Cliff was one of the key people in building The WELL, the “place” most people think of when they talk about online community, whether they know it or not. I was a lurker on The WELL in the early 90’s and most of what I learned about the Internet and online community came from the conversations and meta-conversations that took place there.
Community is still happening all over the Net, often in unexpected places. To my knowledge community has never been a commercial success, despite all the lip service paid to it during the Bubble.
I’ve learned a lot more about my physical community from a local mailing list than I have from the local newspaper, and the people I met there inspired me to get involved in a (local) political campaign for the first time in my life.
I don’t think anyone could have guessed that community could evolve among thousands of individual web sites, each of them a virtual monologue, but web logs indeed coalesce into communities. Dave Winer deserves a lot of credit for creating and empowering that community, and for creating by example the nature of the conversation that happens there.
Surprisingly, there are still a lot of communities on Usenet. It wasn’t that long ago that when reporters referred “the Internet”, as in “What does the Internet think of Jerry Garcia’s death?” they meant Usenet. Google deserves our gratitude for rescuing Usenet’s archives from the ashes of Deja News and for creating a usable Web-based interface for new postings.
I used to call “community” the Big Lie of the Internet, mainly because of the way that people who didn’t understand what it meant intended to harness it for commercial purposes.
Creating a community is still the hardest thing to do on the Web, or anywhere else.

How the Poynter Institute ruined my day, and maybe yours

The Poynter Institute (“a school for journalists, future journalists, and teachers of journalism”), which hosts a lot of important content about media, just redesigned its web site. It looks nice.
I wish they hadn’t dumped clear and obvious URL’s (http://www.poynter.org/medianews) for obscure URL’s that were clearly designed by a programmer (http://www.poynter.org/column.asp?id=45).

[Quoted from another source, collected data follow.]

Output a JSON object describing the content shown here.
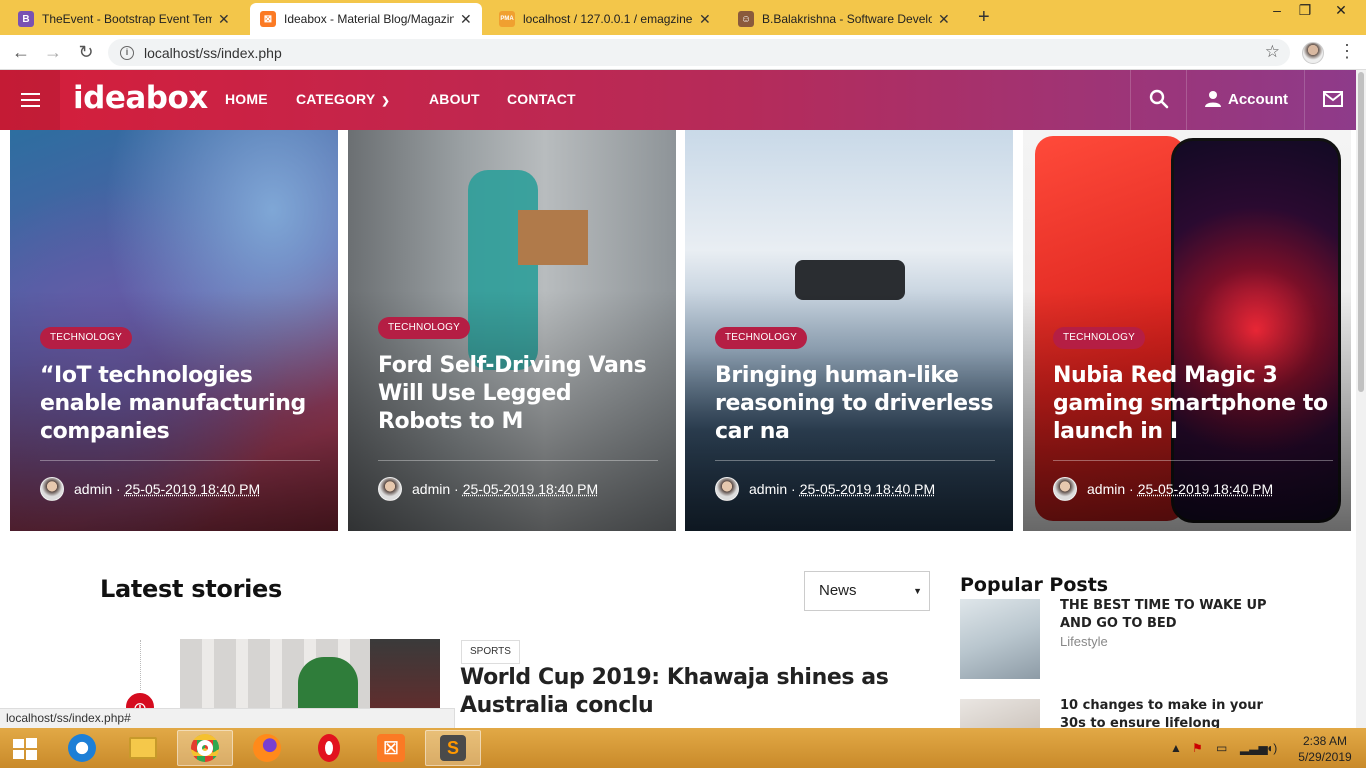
{
  "browser": {
    "tabs": [
      {
        "title": "TheEvent - Bootstrap Event Temp",
        "favicon": "B",
        "color": "#7952b3"
      },
      {
        "title": "Ideabox - Material Blog/Magazin",
        "favicon": "xampp",
        "color": "#fb7a24"
      },
      {
        "title": "localhost / 127.0.0.1 / emagzine",
        "favicon": "PMA",
        "color": "#f0a030"
      },
      {
        "title": "B.Balakrishna - Software Develop",
        "favicon": "person",
        "color": "#8a5a3c"
      }
    ],
    "url": "localhost/ss/index.php",
    "status_link": "localhost/ss/index.php#"
  },
  "site": {
    "logo": "ideabox",
    "nav": [
      {
        "label": "HOME"
      },
      {
        "label": "CATEGORY"
      },
      {
        "label": "ABOUT"
      },
      {
        "label": "CONTACT"
      }
    ],
    "account_label": "Account"
  },
  "hero": [
    {
      "category": "TECHNOLOGY",
      "title": "“IoT technologies enable manufacturing companies",
      "author": "admin",
      "date": "25-05-2019 18:40 PM"
    },
    {
      "category": "TECHNOLOGY",
      "title": "Ford Self-Driving Vans Will Use Legged Robots to M",
      "author": "admin",
      "date": "25-05-2019 18:40 PM"
    },
    {
      "category": "TECHNOLOGY",
      "title": "Bringing human-like reasoning to driverless car na",
      "author": "admin",
      "date": "25-05-2019 18:40 PM"
    },
    {
      "category": "TECHNOLOGY",
      "title": "Nubia Red Magic 3 gaming smartphone to launch in I",
      "author": "admin",
      "date": "25-05-2019 18:40 PM"
    }
  ],
  "latest": {
    "title": "Latest stories",
    "filter_value": "News",
    "story": {
      "category": "SPORTS",
      "title": "World Cup 2019: Khawaja shines as Australia conclu"
    }
  },
  "popular": {
    "title": "Popular Posts",
    "items": [
      {
        "title": "THE BEST TIME TO WAKE UP AND GO TO BED",
        "category": "Lifestyle"
      },
      {
        "title": "10 changes to make in your 30s to ensure lifelong"
      }
    ]
  },
  "taskbar": {
    "time": "2:38 AM",
    "date": "5/29/2019"
  },
  "colors": {
    "brand_red": "#d51e3a",
    "brand_purple": "#8e3b8a",
    "badge": "#b51e44"
  }
}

But I cannot believe they broke all their links in the process. Any links to eMedia Tidbits on this site are now worthless. Any items that contain those links are a lot less useful than they were yesterday. Big chunks are missing from our conversation.
You would think that after screams of pain about the way that Knight-Ridder’s redesign damaged the Web by destroying historical links that Poynter would have known better.
Making something irretrievable is another way of destroying it.